Privacy-Preserving Data Analysis Workflow
March 17, 2026 · View on GitHub
sequenceDiagram
participant DS as Data Scientist
participant INB as DO Inbox
participant OUT as DO Outbox
participant SB as DO Syftbox
participant DO as Data Owner
Note over DS,DO: 1. Peer Request
DS->>INB: add_peer("do@org.com")
DO->>INB: approve_peer_request("ds@org.com")
Note over DO,SB: 2. Dataset Publication
DO->>SB: create_dataset(mock, private)
DO->>OUT: Mock data + metadata
DS->>OUT: sync() — pull mock data
Note over DS: 3. Explore & Develop
DS->>DS: Test analysis on mock data
Note over DS,INB: 4. Job Submission
DS->>INB: submit_python_job(code)
Note over DO: 5. Review & Execute
DO->>INB: sync() — receive job
DO->>DO: Approve (or reject) & run job
Note over DO,OUT: 6. Publish Results
DO->>OUT: Write results to outbox
Note over DS,OUT: 7. Retrieve Results
DS->>OUT: sync() — pull results
DS->>DS: Read results
Workflow Steps
- Peer Request: The Data Scientist requests access to the Data Owner's datasite. The Data Owner reviews and approves the request.

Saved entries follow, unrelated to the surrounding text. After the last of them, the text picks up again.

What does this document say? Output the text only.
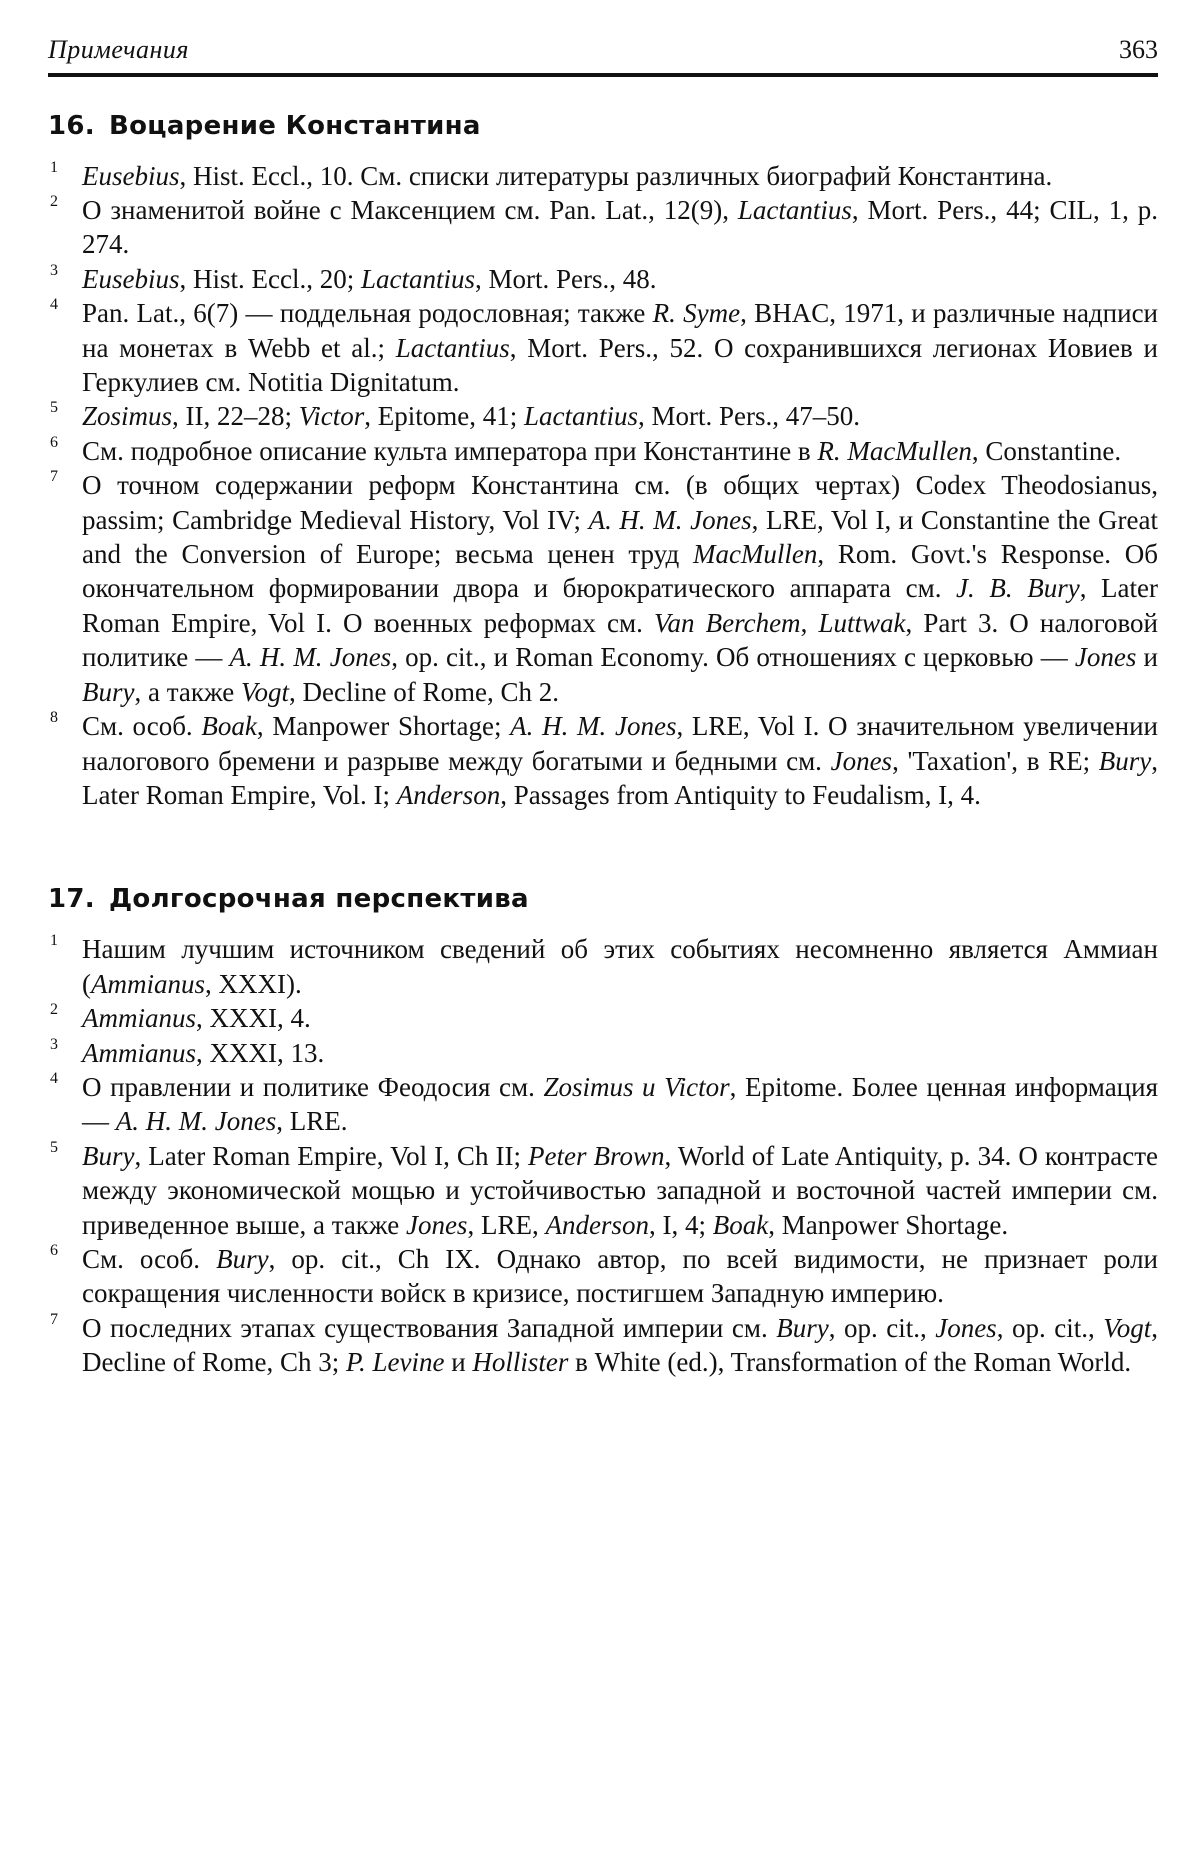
Примечания	363
16. Воцарение Константина
1 Eusebius, Hist. Eccl., 10. См. списки литературы различных биографий Константина.
2 О знаменитой войне с Максенцием см. Pan. Lat., 12(9), Lactantius, Mort. Pers., 44; CIL, 1, p. 274.
3 Eusebius, Hist. Eccl., 20; Lactantius, Mort. Pers., 48.
4 Pan. Lat., 6(7) — поддельная родословная; также R. Syme, BHAC, 1971, и различные надписи на монетах в Webb et al.; Lactantius, Mort. Pers., 52. О сохранившихся легионах Иовиев и Геркулиев см. Notitia Dignitatum.
5 Zosimus, II, 22–28; Victor, Epitome, 41; Lactantius, Mort. Pers., 47–50.
6 См. подробное описание культа императора при Константине в R. MacMullen, Constantine.
7 О точном содержании реформ Константина см. (в общих чертах) Codex Theodosianus, passim; Cambridge Medieval History, Vol IV; A. H. M. Jones, LRE, Vol I, и Constantine the Great and the Conversion of Europe; весьма ценен труд MacMullen, Rom. Govt.'s Response. Об окончательном формировании двора и бюрократического аппарата см. J. B. Bury, Later Roman Empire, Vol I. О военных реформах см. Van Berchem, Luttwak, Part 3. О налоговой политике — A. H. M. Jones, op. cit., и Roman Economy. Об отношениях с церковью — Jones и Bury, а также Vogt, Decline of Rome, Ch 2.
8 См. особ. Boak, Manpower Shortage; A. H. M. Jones, LRE, Vol I. О значительном увеличении налогового бремени и разрыве между богатыми и бедными см. Jones, 'Taxation', в RE; Bury, Later Roman Empire, Vol. I; Anderson, Passages from Antiquity to Feudalism, I, 4.
17. Долгосрочная перспектива
1 Нашим лучшим источником сведений об этих событиях несомненно является Аммиан (Ammianus, XXXI).
2 Ammianus, XXXI, 4.
3 Ammianus, XXXI, 13.
4 О правлении и политике Феодосия см. Zosimus и Victor, Epitome. Более ценная информация — A. H. M. Jones, LRE.
5 Bury, Later Roman Empire, Vol I, Ch II; Peter Brown, World of Late Antiquity, p. 34. О контрасте между экономической мощью и устойчивостью западной и восточной частей империи см. приведенное выше, а также Jones, LRE, Anderson, I, 4; Boak, Manpower Shortage.
6 См. особ. Bury, op. cit., Ch IX. Однако автор, по всей видимости, не признает роли сокращения численности войск в кризисе, постигшем Западную империю.
7 О последних этапах существования Западной империи см. Bury, op. cit., Jones, op. cit., Vogt, Decline of Rome, Ch 3; P. Levine и Hollister в White (ed.), Transformation of the Roman World.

- Dataset Publication: The Data Owner publishes a dataset with both mock (public) and private components. Mock data is placed in the outbox for Data Scientists to pull.
- Explore & Develop: The Data Scientist downloads the mock data to explore the structure and test their analysis code locally.
- Job Submission: The Data Scientist submits analysis code via the Data Owner's inbox.
- Review & Execute: The Data Owner syncs to receive the job, reviews the code, and approves (or rejects) and runs it on private data.
- Publish Results: The Data Owner writes job outputs to the outbox for the Data Scientist to pull.
- Retrieve Results: The Data Scientist syncs to pull the results.